The teams spend several hours a week, including some eight-hour Saturday practices, whipping the flags around their bodies and tossing them rippling through the air to turn around and land precisely in their hands.
“I don’t think people realize how difficult it is, because the whole point is to make it look easy,” Sara said. “If you achieve that, then people think it’s easy, but the fact is, there’s a lot of hard work behind it that makes it what it is.”
The teams work collectively to even paint the mat they perform on so it captures the mood of the music or even tells a story behind the performance itself.
When it’s finished, the current mat for one of the teams will have “corridors,” or pathways where the group will “run through” during the presentation to further the theater aspect of the sport.
Eighteen-year-old Meredith Kilgore, a senior who has been with Winterguard for two years, said she joined color guard without ever seeing a performance. Kilgore said the band instructor asked her to go to a clinic when she was a sophomore for field season, and not wanting to let him down, she showed up thinking she wouldn’t like it.
“I didn’t think I’d find joy in spinning a flag, but I loved it,” she said. “It’s something I can call my own. My sister sings, but I’m the only one in any part of my family that does this.”
Kilgore said she never considered herself a dancer, despite years of dance classes, until she began the Winterguard.
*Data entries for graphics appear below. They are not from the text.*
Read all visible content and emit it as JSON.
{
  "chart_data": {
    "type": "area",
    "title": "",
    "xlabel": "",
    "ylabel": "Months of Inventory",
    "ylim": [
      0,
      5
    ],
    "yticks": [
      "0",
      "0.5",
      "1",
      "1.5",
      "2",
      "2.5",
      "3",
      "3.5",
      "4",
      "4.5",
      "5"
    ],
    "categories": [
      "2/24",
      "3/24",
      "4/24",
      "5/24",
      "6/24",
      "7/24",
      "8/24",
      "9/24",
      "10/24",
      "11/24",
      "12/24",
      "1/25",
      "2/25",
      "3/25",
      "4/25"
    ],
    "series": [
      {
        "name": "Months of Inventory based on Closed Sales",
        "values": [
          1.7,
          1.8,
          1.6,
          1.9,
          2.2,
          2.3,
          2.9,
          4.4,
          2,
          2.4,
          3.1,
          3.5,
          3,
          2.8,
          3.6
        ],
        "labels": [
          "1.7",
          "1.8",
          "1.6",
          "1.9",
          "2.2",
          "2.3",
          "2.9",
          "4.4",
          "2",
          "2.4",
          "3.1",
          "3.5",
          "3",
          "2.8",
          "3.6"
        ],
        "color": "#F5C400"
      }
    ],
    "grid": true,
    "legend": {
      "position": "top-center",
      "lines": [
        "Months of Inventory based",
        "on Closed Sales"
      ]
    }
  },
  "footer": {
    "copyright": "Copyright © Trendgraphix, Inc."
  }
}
“The field has different demands because it is a bigger canvas with a football stadium rather than a basketball stadium,” she said. “This is a more luxurious season because you’re indoors with a smaller canvas … it does more to interact with the audience and you are reminded that there are people you are sharing the arts with rather than going through the motions and performing on a big grassy field.”
The guards have grown considerably, Henderson said. Since he began coaching two years ago, the fall color guard grew from 12 members to 24, while the numbers continue to climb with Winterguard as well.
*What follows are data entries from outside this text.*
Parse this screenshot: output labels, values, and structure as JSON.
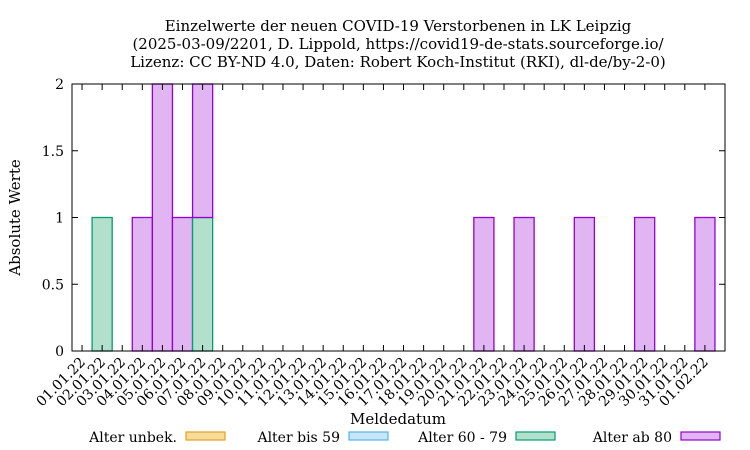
{
  "chart_data": {
    "type": "bar",
    "stacked": true,
    "title": [
      "Einzelwerte der neuen COVID-19 Verstorbenen in LK Leipzig",
      "(2025-03-09/2201, D. Lippold, https://covid19-de-stats.sourceforge.io/",
      "Lizenz: CC BY-ND 4.0, Daten: Robert Koch-Institut (RKI), dl-de/by-2-0)"
    ],
    "xlabel": "Meldedatum",
    "ylabel": "Absolute Werte",
    "ylim": [
      0,
      2
    ],
    "yticks": [
      "0",
      "0.5",
      "1",
      "1.5",
      "2"
    ],
    "ytick_values": [
      0,
      0.5,
      1,
      1.5,
      2
    ],
    "categories": [
      "01.01.22",
      "02.01.22",
      "03.01.22",
      "04.01.22",
      "05.01.22",
      "06.01.22",
      "07.01.22",
      "08.01.22",
      "09.01.22",
      "10.01.22",
      "11.01.22",
      "12.01.22",
      "13.01.22",
      "14.01.22",
      "15.01.22",
      "16.01.22",
      "17.01.22",
      "18.01.22",
      "19.01.22",
      "20.01.22",
      "21.01.22",
      "22.01.22",
      "23.01.22",
      "24.01.22",
      "25.01.22",
      "26.01.22",
      "27.01.22",
      "28.01.22",
      "29.01.22",
      "30.01.22",
      "31.01.22",
      "01.02.22"
    ],
    "series": [
      {
        "name": "Alter unbek.",
        "color": "#f5dc9a",
        "edge": "#e5a022",
        "values": [
          0,
          0,
          0,
          0,
          0,
          0,
          0,
          0,
          0,
          0,
          0,
          0,
          0,
          0,
          0,
          0,
          0,
          0,
          0,
          0,
          0,
          0,
          0,
          0,
          0,
          0,
          0,
          0,
          0,
          0,
          0,
          0
        ]
      },
      {
        "name": "Alter bis 59",
        "color": "#c6e6f7",
        "edge": "#56b4e9",
        "values": [
          0,
          0,
          0,
          0,
          0,
          0,
          0,
          0,
          0,
          0,
          0,
          0,
          0,
          0,
          0,
          0,
          0,
          0,
          0,
          0,
          0,
          0,
          0,
          0,
          0,
          0,
          0,
          0,
          0,
          0,
          0,
          0
        ]
      },
      {
        "name": "Alter 60 - 79",
        "color": "#b3e0cc",
        "edge": "#009e73",
        "values": [
          0,
          1,
          0,
          0,
          0,
          0,
          1,
          0,
          0,
          0,
          0,
          0,
          0,
          0,
          0,
          0,
          0,
          0,
          0,
          0,
          0,
          0,
          0,
          0,
          0,
          0,
          0,
          0,
          0,
          0,
          0,
          0
        ]
      },
      {
        "name": "Alter ab 80",
        "color": "#e0b5f2",
        "edge": "#9400d3",
        "values": [
          0,
          0,
          0,
          1,
          2,
          1,
          1,
          0,
          0,
          0,
          0,
          0,
          0,
          0,
          0,
          0,
          0,
          0,
          0,
          0,
          1,
          0,
          1,
          0,
          0,
          1,
          0,
          0,
          1,
          0,
          0,
          1
        ]
      }
    ],
    "legend_position": "bottom"
  }
}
Seventeen-year-old Joe Helms, a senior on the Winterguard, said he watched his girlfriend perform with the color guard in the fall and came to respect the work that went behind the performances after seeing one of the team’s practices.
Joe said he once picked up a flag and tried to learn the motions as a joke, then several team members suggested he audition for Winterguard when he began picking up the moves quickly.
Joe is one of two males on the team now, and said he thinks more will join in the future when they realize it is a difficult sport.
“We work harder than it seems like the basketball and football teams at times, because we sometimes have eight-hour days,” he said. “The color guard practices on blacktop in 90-degree heat … to see them from practice to a game was really amazing for me.”
Kilgore said she hopes to see the program continue to grow and gain recognition after she graduates. She said she has talked with officials at Georgetown College, where she will attend college in the fall, about starting a Winterguard there as many former “color guard girls” have joined dance teams and other programs ,but miss the flag performance.
“They said I can start a Winterguard there, otherwise I might go through flag withdrawal,” she said.